Over-etched anodized parts and a ton of other problems

April 27, 2019

Q. Hi All. so my anodiser I suspect had a bright spark working for him when he worked on my parts.

My first problem is that I have different sized components, no bigger than 30 mm in diameter to 15 mm in diameter, but some components I believe have been over-etched and have come out extremely dull when compared to the rest of the batch and lack luster and also show signs of being "burnt" on the corners. So my first question is how do I get the components back to a shining finish and re-anodize them to match nice shinning parts. Do they have to be tumbled in ceramic media to save them? Please I have so many substandard parts that it's gotten expensive.
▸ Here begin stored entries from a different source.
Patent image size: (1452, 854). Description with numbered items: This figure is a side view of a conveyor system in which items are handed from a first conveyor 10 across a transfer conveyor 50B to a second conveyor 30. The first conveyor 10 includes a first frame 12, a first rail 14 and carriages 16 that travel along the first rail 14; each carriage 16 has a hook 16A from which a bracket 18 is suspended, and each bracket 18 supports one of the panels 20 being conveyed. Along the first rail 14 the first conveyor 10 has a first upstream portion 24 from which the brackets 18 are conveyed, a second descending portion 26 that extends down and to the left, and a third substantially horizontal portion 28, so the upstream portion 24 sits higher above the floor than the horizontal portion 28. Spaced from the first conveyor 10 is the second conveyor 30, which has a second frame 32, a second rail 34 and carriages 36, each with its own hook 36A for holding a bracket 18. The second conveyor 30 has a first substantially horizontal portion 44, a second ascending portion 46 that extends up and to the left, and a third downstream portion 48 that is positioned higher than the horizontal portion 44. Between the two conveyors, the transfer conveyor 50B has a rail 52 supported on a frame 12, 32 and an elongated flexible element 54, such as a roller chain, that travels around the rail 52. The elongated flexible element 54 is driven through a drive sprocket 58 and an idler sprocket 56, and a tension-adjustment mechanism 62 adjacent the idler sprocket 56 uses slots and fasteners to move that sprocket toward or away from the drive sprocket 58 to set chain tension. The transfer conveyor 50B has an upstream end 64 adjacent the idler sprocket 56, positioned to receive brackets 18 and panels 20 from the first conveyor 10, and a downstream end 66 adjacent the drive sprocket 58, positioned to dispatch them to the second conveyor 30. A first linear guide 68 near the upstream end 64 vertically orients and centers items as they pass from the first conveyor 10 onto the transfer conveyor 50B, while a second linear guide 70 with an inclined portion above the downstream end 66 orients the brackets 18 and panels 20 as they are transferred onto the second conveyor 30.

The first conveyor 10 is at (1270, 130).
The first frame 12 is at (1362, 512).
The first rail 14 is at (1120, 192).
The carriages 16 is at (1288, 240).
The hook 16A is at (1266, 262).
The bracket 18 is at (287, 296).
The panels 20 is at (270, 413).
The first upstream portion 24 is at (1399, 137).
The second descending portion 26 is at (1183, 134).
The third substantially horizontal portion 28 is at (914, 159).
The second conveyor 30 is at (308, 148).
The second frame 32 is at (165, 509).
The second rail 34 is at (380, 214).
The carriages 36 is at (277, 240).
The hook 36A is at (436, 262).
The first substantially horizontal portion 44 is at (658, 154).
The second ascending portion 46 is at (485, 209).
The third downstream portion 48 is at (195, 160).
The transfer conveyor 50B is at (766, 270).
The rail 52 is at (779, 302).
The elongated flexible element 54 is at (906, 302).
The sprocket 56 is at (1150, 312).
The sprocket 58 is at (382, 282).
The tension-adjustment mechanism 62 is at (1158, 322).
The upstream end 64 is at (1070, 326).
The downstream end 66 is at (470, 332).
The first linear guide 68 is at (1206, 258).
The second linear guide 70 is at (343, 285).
Next up is that in the orange dye section, I am having at the least 4 different shades of orange occurring in the same batch. What can be the cause of this. Also note that I send colour samples to match the colours as best as possible but I believe my blind grandma could do a better job.

I am also having an issue trying to get hold of good Bright green and Pink dye. I am trying to use Bright Dyes but the results are fairly poor. Please can someone assist with a good fastness with good UV resistance.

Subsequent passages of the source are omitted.